Dans un sens encore plus particulier, on dit de l’art qu’il est : « l’ensemble des moyens, des procédés dont l’homme se sert pour exciter dans le cœur de ses semblables diverses impressions et émotions, et notamment le sentiment du beau » (Larousse), « l’expression, par les œuvres de l’homme, de l’idée qu’il se fait du beau » (Hatzfeld). Ces définitions, la deuxième principalement, tendraient à renfermer l’art dans les rapports qu’il a avec l’esthétique, science du beau, dont il serait l’objet.

L’art, considéré comme « manière de faire quelque chose », est, avant tout, utilitaire en ce qu’il indique aux êtres les moyens de se procurer ce qui leur est nécessaire.

« Les arts sont les enfants de la nécessité » (La Fontaine).

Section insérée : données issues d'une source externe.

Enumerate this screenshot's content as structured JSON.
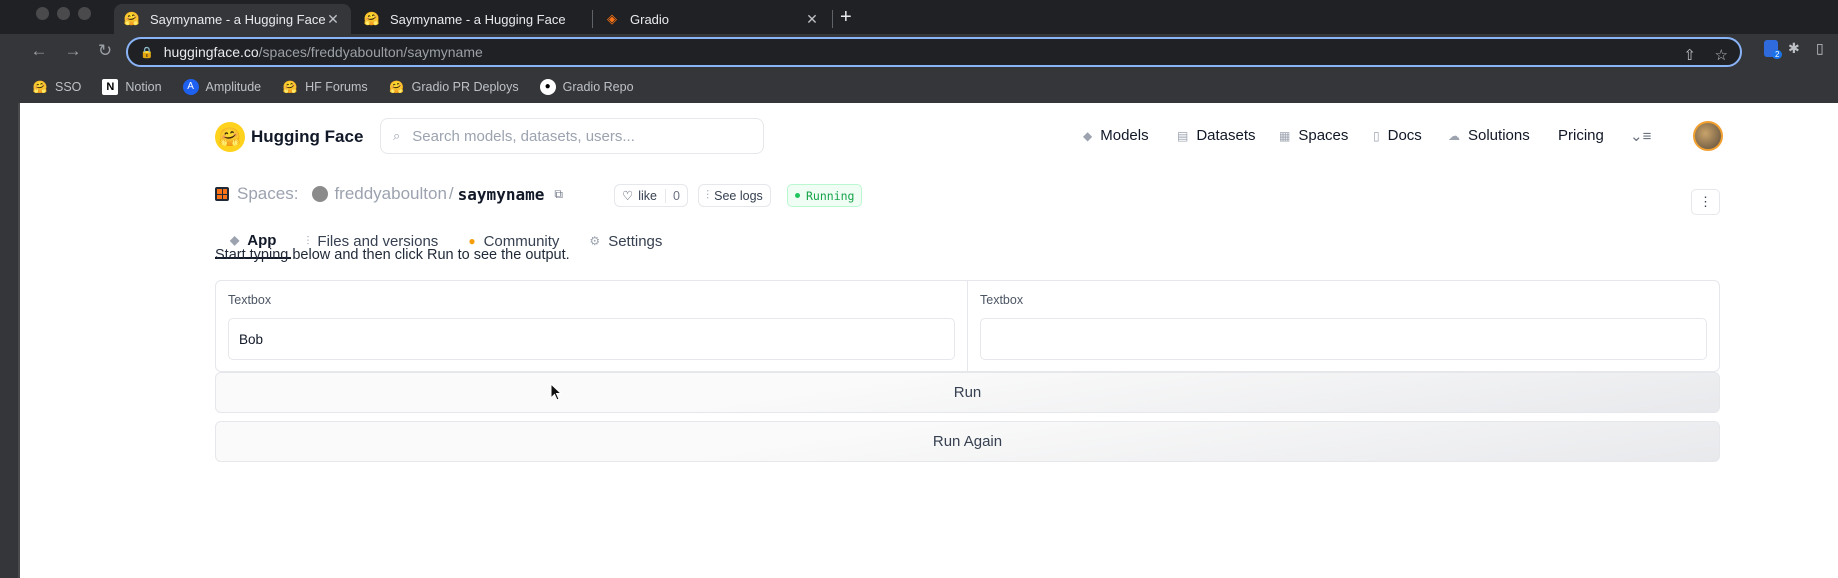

« Le premier usage d’un art est pour les besoins de la vie » (Paul-Louis Courrier).

Cette conception est à la base de la formation des arts mécaniques, ceux qui, selon Brouillet, « ont pour but d’exploiter la nature, ou de la transformer », ce qui est très souvent en opposition avec l’art, objet de l’esthétique, qui a pour but, au contraire, de faire valoir et de conserver les beautés de la nature. Les arts mécaniques sont synonymes d’industrie. On dit : « l’art des fourmis, des castors », en parlant des demeures que ces animaux construisent, comme on dit : « l’art du maçon, du menuisier ».

L’ « application des connaissances et des règles » s’entend pour tous les arts. Elle les élève au-dessus du simple faire. Mais si elle ne vise que l’utile, elle perd son caractère d’art proprement dit. C’est la préoccupation esthétique qui donne à l’activité le caractère de l’art, en opposition à la pratique spontanée ou routinière, qui fait de cette activité un métier, quel que soit le titre qu’elle se donne. Ainsi, la préoccupation esthétique fera d’un ouvrier un excellent artiste dans son métier. Sans cette préoccupation, un artiste ne fait qu’un mauvais ouvrier dans son art. Les arts mécaniques doivent donc comporter une part d’esthétique pour n’être pas de simples métiers.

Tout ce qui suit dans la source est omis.